4 de setembro de 2016

Descartes: Elegia Para Sabrina Balaclava




Triste por te ver partir tão cedo. Triste por não te ver. As manhãs tem sido acinzentadas; já faz algumas semanas que o rosa da alvorada fugiu dos meus dias. O tempo passa rapidamente, olho para o relógio e me espanto: me pego encarando para o mesmo vazio habitual, aquele que você deixou do lado esquerdo do guarda-roupas, vazio entalhado em mogno. Ainda outro dia te vi, entre lágrimas, flutuando sobre as gramíneas do retorno.
Triste por estar só. Joana vem todos os dias rezar o terço uma ou duas vezes ao meu lado, silenciosa. Diz que reza por você, mas sei que se preocupa, em grande parte, comigo; acho que eles têm medo de que eu tente me juntar a você. A vida é um entrelaçado dessas distâncias que mal cabem em mim. De repente tudo é um nó na garganta e você é apenas um fantasma silencioso na mastigação dos dias pelo tempo.
Eu não falo. A escrita, para mim, é covardia táctil. Sou eu quem não dá a cara a tapa e contorce os dedos em desconforto para transmitir o mal-estar. Covardia cúbica, por metro quadrado: a cada passo em meu apartamento uma desistência. Do caminhar de nosso quarto até o banheiro sinto ânsia de vômito – à memória socando nosso estômago damos o nome de remorso.

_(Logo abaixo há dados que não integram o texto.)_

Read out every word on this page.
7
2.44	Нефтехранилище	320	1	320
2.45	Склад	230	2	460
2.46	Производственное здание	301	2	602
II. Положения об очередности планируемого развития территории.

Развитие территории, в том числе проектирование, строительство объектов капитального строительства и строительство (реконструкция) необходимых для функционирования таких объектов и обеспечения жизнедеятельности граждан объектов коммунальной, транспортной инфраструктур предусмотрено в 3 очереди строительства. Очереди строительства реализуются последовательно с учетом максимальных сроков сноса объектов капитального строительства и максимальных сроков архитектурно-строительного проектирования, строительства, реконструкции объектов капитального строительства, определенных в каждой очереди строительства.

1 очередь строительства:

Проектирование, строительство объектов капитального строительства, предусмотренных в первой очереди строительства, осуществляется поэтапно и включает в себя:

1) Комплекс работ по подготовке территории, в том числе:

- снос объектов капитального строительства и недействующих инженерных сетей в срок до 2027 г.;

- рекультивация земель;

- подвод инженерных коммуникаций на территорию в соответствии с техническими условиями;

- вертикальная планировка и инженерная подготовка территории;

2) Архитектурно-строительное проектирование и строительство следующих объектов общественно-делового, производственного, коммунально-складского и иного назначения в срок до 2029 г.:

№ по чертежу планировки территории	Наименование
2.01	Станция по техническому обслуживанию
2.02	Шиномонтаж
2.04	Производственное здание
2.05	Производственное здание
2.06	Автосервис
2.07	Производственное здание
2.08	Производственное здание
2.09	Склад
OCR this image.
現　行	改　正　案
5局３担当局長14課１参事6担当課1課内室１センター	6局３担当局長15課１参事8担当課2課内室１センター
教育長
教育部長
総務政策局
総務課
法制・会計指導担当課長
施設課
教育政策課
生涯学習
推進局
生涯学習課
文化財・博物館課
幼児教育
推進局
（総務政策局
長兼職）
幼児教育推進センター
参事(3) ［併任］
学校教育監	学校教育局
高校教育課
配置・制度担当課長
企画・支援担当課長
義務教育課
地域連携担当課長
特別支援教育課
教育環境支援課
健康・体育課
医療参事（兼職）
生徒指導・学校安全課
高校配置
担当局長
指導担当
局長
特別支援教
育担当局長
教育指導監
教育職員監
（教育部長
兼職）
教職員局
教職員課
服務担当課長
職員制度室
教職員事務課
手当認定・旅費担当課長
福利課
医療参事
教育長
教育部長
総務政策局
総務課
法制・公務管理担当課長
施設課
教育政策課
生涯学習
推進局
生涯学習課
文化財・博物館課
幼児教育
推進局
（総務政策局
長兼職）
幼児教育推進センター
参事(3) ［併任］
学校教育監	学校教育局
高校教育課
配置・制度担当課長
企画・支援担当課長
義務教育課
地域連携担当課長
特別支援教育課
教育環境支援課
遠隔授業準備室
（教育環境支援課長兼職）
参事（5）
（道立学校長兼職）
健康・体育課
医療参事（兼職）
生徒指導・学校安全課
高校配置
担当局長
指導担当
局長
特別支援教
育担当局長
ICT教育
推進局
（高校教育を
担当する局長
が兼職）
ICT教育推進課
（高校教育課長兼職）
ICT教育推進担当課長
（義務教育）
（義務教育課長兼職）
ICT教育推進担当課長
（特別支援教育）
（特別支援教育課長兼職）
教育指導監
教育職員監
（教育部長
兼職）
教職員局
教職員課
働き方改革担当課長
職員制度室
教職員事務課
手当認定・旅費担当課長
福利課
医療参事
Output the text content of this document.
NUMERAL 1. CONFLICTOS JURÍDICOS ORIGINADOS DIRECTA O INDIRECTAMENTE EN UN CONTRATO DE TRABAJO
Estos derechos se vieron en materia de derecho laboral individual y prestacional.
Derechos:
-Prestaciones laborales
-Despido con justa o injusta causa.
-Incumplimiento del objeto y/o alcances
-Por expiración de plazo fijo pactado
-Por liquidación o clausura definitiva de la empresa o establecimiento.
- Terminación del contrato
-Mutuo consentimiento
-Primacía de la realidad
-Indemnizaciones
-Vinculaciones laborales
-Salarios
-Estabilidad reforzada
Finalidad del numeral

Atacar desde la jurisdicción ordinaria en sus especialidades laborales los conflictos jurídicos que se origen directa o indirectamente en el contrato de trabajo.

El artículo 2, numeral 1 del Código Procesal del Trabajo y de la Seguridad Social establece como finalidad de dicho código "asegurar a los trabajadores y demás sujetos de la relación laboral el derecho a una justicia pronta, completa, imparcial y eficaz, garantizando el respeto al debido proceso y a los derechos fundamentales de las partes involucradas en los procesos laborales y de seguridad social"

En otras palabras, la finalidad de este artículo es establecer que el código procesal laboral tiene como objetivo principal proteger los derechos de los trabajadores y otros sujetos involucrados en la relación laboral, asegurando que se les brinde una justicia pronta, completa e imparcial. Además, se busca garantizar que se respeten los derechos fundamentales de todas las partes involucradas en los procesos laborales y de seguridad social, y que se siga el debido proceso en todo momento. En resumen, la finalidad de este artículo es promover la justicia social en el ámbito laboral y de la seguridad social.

À memória apaixonada pelo que poderia ter sido também chamamos remorso. Eu sou só remorso e pressão baixa, nada mais
A porta do seu lado do guarda-roupas está sempre aberta. O que é uma porta aberta para você? Faz algum sentido? Acho que este é um dos jeitos que encontrei para fazer crível a sua partida. Só eu aqui, sentado, sob o silêncio, sob o pesar da sua ausência.



Esse novo segmento, "Descartes", é feito a partir de todos os meus textos que eu não ache que funcionem bem juntos. Esse, por exemplo, é de um pequeno apanhado que seria sobre vida e obra de Sabrina B., só que havia elegia antes mesmo de haver Sabrina, não rendeu muito.